In the last article, we drew blueprints of approximate data with ERD. Now, it is time to make a frame to put the data on the DBMS. The third step in data modeling, logical data modeling, begins by creating relational models.
■ Relations
What comes to your mind when you say ‘handle data’? Many would think of Microsoft Excel or a table.
A relation is a database term that refers to a two-dimensional table where data is stored. It’s very similar to the format we usually use, but some names are different, so let’s take a look.
1. Column
That is what we commonly call ‘fever’. Another term is fields or attributes.
2. Record
Often referred to as a ‘row’ is a record (or tuple) in a database.
3. Instance
The actual data values stored in Relation are instances.
4. Schema
The attribute ‘header’, which represents a column, is a schema.
■ Features of the relay
1. Atomicity of Columns
Column must have different names. In addition, each column value must have only the value defined in the domain, all of which must be a single value. In other words, multiple values should not be included in the Name column, such as ‘David, Thomas’.
2. No Ordering of Columns
There is no particular meaning in the order of the columns.
3. Uniqueness of Records
Records must not be duplicated within the Relation. For example, some customer’s information is as follows: Customer ID: 2 / Name: Lucy Hwang / Phone number: 010-2222-2222 / Address: Rheinstreet 555 There must be only one row with this information.
4. No Ordering of Records
There is no particular meaning in the order of records.
■ Key
The key is the only value that can identify the record in the relation. Depending on uniqueness and irreducibility, the key is divided into four types:
1. Super Key
Super Key satisfies uniqueness. In other words, you can find a certain record by using a single key value. Customer ID is an example Super Key. You can even combine two attributes, such as a name and address, to make it the Super Key.
2. Candidate Key
Candidate key satisfies both uniqueness and irreducibility. Irreducibility means having minimal attributes. Let’s compare [Name+Address] with [Customer ID]. Because there is only one attribute in [Customer ID], it is a Candidate Key which satisfied with both uniqueness and irreducibility.
3. Primary Key (PK)
The primary key is selected from the candidate keys. Is is the most important key. Thus, you can choose only one Primary Key for the relation.

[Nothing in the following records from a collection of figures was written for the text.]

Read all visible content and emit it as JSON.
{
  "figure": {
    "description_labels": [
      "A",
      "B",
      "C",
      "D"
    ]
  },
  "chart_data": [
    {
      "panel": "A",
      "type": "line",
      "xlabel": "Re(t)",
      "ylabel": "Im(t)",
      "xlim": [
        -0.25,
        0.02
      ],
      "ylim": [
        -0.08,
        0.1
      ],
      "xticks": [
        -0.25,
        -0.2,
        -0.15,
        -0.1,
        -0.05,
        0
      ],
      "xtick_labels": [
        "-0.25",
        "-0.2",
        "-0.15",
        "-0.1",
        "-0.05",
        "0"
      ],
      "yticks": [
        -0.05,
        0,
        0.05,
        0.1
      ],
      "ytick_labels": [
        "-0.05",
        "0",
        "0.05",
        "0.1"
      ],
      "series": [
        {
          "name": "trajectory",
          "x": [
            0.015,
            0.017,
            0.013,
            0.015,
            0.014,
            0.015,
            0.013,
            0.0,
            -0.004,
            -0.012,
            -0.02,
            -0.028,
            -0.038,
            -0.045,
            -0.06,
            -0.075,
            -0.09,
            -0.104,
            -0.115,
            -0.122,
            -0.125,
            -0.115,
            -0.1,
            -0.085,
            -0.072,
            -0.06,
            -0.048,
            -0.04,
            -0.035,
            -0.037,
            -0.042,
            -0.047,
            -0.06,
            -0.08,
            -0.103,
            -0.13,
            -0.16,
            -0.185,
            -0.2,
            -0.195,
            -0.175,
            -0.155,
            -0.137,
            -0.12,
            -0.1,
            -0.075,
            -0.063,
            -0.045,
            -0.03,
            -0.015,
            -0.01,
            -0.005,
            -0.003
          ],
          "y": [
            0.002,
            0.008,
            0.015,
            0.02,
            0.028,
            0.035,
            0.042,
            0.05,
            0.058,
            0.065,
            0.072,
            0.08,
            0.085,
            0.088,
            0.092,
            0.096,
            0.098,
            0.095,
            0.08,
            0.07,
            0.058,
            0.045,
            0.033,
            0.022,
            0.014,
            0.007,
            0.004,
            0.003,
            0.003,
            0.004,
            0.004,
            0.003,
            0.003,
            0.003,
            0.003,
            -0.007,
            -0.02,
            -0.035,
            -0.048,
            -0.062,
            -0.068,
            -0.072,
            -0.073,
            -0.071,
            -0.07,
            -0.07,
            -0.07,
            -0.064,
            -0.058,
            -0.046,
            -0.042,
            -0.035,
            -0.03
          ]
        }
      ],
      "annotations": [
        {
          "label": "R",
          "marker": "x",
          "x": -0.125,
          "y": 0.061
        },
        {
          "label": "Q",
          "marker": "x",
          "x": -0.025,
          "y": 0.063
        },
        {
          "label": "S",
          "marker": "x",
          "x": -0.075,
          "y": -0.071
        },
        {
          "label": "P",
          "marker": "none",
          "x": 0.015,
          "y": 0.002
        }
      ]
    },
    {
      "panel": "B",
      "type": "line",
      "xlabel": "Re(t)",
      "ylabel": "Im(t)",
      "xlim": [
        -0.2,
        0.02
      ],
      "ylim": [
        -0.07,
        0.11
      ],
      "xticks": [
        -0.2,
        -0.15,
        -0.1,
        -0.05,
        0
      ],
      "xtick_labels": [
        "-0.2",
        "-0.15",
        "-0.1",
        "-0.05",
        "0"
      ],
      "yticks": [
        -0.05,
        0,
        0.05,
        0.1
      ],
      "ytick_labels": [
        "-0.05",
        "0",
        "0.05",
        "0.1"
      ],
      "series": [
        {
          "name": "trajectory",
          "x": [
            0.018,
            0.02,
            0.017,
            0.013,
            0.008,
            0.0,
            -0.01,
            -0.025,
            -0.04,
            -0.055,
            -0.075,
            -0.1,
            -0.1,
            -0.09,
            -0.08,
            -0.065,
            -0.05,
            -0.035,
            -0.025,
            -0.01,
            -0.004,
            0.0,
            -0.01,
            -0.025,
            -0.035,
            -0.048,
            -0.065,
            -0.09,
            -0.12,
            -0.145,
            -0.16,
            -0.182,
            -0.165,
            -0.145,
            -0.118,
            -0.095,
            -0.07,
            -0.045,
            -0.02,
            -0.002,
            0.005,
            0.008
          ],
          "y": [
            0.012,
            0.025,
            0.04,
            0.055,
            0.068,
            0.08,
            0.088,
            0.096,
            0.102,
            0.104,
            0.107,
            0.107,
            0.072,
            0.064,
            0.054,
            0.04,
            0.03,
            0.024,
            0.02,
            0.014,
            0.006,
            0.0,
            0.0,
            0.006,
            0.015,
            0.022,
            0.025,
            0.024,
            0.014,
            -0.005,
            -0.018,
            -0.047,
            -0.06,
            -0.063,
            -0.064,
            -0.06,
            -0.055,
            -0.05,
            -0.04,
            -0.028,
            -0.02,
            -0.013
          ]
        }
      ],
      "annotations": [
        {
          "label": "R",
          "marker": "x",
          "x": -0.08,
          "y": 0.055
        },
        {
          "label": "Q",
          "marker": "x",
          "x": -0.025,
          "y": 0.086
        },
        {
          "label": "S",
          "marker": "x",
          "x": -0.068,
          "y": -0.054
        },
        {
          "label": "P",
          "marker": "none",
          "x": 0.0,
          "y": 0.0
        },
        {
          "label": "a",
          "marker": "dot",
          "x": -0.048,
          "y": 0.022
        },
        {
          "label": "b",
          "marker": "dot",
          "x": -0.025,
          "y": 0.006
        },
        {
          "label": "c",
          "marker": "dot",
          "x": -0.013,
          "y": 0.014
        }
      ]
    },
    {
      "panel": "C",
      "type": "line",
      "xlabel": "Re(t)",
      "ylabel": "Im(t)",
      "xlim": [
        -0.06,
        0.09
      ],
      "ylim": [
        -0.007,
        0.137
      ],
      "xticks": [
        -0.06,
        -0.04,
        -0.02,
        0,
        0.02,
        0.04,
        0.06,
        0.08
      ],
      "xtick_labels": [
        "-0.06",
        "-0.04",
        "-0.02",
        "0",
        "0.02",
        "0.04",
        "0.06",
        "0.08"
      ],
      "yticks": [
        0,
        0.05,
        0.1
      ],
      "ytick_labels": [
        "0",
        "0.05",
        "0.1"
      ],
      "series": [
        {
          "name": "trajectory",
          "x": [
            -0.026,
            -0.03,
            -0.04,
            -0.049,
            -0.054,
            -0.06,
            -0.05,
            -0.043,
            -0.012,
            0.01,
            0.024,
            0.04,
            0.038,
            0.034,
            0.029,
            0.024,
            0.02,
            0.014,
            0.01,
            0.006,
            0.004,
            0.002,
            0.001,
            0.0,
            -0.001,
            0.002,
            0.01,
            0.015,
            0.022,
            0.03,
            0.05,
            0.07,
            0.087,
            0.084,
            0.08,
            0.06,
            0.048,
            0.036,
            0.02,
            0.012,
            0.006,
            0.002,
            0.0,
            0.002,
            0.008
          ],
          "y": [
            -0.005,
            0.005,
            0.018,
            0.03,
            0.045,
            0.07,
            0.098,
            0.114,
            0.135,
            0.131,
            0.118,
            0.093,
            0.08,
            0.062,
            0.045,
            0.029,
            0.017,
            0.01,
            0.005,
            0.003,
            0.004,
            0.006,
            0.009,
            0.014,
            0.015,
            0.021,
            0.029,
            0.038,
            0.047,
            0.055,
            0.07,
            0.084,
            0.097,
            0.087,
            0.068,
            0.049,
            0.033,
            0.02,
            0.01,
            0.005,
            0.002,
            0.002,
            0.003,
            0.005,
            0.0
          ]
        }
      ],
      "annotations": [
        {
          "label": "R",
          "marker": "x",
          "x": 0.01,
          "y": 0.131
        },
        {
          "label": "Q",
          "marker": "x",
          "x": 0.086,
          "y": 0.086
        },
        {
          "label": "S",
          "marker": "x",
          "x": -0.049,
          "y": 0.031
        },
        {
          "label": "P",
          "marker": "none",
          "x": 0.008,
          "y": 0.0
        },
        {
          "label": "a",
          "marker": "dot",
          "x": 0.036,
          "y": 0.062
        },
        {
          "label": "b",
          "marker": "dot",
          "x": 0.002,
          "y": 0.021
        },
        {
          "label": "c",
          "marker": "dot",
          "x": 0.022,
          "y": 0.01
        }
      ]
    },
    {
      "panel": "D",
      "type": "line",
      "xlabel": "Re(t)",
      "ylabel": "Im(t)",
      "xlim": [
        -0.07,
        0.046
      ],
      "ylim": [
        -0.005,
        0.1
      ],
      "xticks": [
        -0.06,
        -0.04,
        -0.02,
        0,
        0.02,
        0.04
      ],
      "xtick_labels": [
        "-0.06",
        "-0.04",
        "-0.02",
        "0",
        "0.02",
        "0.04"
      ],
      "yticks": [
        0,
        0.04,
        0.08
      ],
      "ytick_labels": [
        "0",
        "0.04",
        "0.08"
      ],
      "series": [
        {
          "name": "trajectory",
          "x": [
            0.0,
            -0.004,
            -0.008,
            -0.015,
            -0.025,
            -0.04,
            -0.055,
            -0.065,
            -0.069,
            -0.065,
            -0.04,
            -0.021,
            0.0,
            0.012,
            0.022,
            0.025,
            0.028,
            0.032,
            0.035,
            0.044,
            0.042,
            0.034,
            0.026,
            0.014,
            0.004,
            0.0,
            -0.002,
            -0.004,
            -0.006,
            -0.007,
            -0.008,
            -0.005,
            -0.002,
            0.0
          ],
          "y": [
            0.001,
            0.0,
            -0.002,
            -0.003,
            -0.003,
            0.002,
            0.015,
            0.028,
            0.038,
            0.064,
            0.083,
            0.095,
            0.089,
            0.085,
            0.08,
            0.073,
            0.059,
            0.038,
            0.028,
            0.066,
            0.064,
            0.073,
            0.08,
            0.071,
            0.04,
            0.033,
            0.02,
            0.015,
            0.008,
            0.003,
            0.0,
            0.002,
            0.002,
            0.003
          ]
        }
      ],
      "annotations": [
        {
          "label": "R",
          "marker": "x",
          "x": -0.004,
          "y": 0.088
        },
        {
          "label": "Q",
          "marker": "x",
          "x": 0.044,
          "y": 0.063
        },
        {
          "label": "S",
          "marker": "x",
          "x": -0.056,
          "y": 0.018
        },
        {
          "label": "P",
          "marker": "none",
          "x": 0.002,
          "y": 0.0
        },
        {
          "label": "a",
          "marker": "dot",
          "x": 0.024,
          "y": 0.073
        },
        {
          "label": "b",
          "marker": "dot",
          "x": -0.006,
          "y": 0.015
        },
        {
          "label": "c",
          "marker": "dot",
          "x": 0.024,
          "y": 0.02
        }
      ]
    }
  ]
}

Because it has to distinguish records, NULL values and duplicate values are of course not allowed. Note that NULL means a value that has never been entered or is not applicable. NULL is different from ‘0’ or ‘n/a’. They are simple string here in the example.
4. Alternate Key
If there are more than one candidate key, the remaining candidate keys that are not selected as the primary key are called alternative keys.
5. Foreign Key (FK)
FK is a PK of other referenced relation. In order to query the data easier, we need to link two different relation. FK impose some kind of constraint on the reference of data from other relations so that they cannot refer to strange values or non-existent values. See the image below:
For example, Let’s link customer information with order information. If the customer ID, the primary key of the customer relation, is imported as an foreign key, we can match the information of the customer relation and the order relation.
All fields in a foreign key have the same kind and range of values as the primary key being referenced. They either have the same value as the primary key or null values.